For several years, since at least the 1990s, there was no trolleybus operation on the system on Sundays. This remains the case for most of the year, but starting in June 2016, routes 5 and summer-only 5ZE have been trolleybus-operated on Sundays every summer, through at least summer 2019. For the non-summer schedule periods, running from September or October to June each year, route 5 is replaced by motorbus route 5-11 (incorporating part of bus route 11) on Sundays and operated by motorbuses, a practice CTM had followed year-round from 2006 to 2016.

==Fleet==

===Retired fleet===
- Fiat 668 Cansa (9 trolleybuses, nos. 501 to 509); served from 1952 to summer 1972.
- Fiat 2405 Casaro (11 trolleybuses, nos 551 to 561); served from 1955 to 1986. The only remaining example, no. 552, is kept at the National Museum of Transport^{IT} in La Spezia.
- Fiat 2405 Lancia Esatau P (6 trolleybuses, nos. 562 to 567); served from 1957 to 1971.
- Fiat 2405 Casaro (25 trolleybuses, nos. 568 to 592), served from 1962 to 1989.
- Inbus F140 (15 trolleybuses, nos. 601 to 615); served from 1981 to 2003, dismantled in 2008.
- Socimi 8839 (20 trolleybuses, nos. 616 to 635); entered service in 1986-87 season, dismantled in 2012.
- Socimi 8845 (16 trolleybuses, nos. 636 to 651); entered service in 1991-92 season; six were still active as of mid-2014, but the last three in service were withdrawn on 1 July 2016.

===Current fleet===
The present fleet comprises the following 32 trolleybuses:
- Solaris Trollino 12 (18 trolleybuses, nos. 701–718); first 16 entered service between March and June 2012, and two additional units purchased in 2015 (nos. 717–718) entered service in March 2016.
- Van Hool A330T (14 trolleybuses, nos. 719–732); order placed in May 2014, and delivery began in September 2015; entered service in July and August 2016.

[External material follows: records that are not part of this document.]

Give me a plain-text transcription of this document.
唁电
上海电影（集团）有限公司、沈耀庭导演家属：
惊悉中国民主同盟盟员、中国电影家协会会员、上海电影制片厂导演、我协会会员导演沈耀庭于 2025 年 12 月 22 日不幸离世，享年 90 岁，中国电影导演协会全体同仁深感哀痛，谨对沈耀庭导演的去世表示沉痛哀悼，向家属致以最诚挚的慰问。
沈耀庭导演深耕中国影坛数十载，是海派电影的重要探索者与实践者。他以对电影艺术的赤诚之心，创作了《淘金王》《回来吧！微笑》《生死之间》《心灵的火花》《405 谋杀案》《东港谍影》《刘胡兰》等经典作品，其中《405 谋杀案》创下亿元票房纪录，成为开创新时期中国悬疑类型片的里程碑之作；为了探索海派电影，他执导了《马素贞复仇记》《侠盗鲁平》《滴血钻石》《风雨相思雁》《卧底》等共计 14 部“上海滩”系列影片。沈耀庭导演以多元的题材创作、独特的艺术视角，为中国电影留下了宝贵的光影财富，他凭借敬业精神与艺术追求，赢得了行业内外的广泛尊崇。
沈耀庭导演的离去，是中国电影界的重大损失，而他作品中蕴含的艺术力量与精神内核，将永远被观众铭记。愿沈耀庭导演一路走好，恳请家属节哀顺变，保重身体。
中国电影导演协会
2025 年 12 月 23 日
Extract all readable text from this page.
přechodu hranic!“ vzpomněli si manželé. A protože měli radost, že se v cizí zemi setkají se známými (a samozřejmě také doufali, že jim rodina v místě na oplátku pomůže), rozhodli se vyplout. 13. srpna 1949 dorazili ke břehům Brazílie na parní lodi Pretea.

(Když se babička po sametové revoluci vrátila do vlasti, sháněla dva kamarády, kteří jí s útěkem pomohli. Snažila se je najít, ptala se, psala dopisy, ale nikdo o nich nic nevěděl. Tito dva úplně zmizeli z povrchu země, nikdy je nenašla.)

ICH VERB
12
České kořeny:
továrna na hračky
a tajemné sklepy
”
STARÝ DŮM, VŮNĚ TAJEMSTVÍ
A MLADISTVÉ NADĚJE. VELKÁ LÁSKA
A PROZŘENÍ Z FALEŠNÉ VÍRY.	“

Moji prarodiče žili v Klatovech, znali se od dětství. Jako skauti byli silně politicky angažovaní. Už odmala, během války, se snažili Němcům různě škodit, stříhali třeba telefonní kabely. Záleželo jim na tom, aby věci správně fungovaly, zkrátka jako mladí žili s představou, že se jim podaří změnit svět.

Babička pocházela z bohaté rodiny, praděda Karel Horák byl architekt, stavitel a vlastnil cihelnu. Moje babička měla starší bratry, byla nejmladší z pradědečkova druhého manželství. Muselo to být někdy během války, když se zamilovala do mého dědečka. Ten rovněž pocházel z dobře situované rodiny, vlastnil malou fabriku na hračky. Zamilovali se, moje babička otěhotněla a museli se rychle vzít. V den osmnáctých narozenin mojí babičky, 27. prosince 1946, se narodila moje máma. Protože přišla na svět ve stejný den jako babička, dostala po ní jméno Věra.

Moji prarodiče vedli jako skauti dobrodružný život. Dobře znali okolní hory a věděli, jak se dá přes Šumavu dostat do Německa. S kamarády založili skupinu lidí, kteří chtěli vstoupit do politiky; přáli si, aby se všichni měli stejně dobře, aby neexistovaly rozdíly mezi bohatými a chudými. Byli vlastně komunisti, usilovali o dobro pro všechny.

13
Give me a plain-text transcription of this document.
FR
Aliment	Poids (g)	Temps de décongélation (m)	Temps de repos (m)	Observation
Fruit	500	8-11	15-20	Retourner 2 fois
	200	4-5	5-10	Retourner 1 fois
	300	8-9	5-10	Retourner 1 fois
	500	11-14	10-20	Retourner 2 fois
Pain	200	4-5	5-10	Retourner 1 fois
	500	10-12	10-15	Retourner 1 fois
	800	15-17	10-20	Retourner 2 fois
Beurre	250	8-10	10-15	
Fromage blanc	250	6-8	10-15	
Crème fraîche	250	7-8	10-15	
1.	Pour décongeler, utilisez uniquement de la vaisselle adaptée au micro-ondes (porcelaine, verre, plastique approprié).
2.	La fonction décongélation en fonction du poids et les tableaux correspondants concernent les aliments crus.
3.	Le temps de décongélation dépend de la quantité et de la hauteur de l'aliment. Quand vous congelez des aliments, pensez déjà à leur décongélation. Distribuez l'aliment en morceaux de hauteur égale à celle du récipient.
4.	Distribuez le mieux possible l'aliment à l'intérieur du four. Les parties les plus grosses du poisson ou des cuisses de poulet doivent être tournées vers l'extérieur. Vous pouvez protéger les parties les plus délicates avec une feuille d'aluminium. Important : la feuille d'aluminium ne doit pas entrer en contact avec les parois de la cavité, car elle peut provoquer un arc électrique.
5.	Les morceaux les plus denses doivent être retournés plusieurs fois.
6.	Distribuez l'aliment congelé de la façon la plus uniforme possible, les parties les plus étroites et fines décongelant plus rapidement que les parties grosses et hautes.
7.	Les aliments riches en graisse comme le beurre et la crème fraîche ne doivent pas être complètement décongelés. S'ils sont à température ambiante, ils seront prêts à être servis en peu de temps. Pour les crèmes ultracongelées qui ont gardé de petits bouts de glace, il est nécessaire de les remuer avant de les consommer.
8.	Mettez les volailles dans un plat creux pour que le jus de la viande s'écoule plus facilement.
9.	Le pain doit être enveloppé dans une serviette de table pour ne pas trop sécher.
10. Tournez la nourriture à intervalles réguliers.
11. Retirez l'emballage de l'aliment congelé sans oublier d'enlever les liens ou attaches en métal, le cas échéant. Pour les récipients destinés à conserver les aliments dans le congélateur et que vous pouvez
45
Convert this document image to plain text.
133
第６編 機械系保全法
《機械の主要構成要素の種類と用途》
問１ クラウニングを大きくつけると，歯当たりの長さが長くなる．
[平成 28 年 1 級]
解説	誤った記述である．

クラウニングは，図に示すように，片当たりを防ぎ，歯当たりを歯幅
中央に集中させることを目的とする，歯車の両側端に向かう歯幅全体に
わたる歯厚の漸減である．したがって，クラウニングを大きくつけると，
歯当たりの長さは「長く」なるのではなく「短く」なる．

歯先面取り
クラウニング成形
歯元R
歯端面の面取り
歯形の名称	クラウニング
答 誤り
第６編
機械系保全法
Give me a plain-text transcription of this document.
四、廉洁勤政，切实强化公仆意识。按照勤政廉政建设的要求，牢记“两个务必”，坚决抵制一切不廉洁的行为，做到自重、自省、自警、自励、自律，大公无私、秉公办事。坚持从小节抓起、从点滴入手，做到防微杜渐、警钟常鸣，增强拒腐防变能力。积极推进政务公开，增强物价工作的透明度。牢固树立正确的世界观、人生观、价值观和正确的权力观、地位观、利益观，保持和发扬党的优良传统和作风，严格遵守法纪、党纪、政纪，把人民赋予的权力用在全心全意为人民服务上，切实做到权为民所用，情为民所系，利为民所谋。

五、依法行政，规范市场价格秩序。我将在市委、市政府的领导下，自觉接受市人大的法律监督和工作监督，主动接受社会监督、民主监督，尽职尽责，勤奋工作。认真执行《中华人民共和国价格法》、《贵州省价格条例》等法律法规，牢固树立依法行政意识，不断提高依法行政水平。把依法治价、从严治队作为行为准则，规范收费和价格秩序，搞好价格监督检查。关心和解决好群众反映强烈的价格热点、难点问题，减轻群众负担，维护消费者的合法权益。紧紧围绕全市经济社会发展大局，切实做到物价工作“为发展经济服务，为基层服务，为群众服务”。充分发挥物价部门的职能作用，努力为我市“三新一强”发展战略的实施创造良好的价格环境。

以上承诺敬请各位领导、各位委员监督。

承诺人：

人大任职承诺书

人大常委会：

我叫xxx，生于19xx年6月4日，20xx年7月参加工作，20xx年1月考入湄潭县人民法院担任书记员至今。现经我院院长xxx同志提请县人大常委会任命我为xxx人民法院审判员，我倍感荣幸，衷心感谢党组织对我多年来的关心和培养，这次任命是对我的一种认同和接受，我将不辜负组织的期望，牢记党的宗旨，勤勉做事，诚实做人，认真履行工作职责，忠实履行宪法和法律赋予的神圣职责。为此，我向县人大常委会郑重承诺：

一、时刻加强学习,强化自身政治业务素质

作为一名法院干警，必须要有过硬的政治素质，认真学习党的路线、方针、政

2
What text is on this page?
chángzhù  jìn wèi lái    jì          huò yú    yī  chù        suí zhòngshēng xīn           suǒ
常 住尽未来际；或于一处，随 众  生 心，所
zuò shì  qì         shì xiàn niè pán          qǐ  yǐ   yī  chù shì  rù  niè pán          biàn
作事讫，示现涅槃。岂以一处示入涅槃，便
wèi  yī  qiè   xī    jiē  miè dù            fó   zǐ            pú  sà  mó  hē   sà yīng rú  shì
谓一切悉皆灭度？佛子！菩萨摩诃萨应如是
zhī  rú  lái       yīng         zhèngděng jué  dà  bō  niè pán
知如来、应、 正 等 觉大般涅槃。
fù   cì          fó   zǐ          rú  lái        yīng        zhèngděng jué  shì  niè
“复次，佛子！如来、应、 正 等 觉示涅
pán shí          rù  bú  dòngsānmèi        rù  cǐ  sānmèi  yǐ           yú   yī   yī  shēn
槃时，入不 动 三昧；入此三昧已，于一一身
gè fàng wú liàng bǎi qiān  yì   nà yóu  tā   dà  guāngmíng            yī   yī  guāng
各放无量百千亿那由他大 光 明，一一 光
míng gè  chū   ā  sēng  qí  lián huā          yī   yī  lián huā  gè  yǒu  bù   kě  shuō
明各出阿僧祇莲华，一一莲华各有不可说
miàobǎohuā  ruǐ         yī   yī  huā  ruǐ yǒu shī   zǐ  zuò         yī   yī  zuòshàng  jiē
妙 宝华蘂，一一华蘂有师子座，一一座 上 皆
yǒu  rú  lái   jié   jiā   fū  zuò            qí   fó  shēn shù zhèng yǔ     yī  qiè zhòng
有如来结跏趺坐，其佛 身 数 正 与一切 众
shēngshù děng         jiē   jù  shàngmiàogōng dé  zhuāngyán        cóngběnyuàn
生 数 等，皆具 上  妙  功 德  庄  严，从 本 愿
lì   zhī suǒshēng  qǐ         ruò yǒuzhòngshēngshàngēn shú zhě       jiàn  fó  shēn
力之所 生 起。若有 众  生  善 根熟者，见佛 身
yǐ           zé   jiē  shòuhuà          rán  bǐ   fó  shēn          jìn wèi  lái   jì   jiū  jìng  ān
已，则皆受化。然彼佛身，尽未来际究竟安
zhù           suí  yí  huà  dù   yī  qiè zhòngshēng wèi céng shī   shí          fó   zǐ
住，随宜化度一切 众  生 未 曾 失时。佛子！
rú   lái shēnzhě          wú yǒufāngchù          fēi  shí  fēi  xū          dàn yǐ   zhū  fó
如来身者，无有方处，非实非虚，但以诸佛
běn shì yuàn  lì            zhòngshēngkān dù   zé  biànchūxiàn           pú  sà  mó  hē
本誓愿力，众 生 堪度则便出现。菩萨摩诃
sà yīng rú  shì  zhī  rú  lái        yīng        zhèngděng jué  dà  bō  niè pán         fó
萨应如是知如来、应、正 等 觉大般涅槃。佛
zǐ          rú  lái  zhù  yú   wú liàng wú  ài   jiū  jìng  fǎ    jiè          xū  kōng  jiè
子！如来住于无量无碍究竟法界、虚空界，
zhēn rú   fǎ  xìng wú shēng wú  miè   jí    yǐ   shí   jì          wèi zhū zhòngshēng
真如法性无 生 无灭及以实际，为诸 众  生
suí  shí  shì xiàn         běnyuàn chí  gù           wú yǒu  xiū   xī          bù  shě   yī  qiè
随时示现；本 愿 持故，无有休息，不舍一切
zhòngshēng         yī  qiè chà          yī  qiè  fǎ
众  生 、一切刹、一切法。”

Six of the 32 trolleybuses are equipped with batteries giving them the ability to operate in service on battery power for part of each trip, along route sections not equipped with overhead wiring. These are the last two Solaris vehicles (nos. 717–718) and the last four Van Hool vehicles (nos. 729–732). They are the only trolleybuses that are able to serve route 5ZE.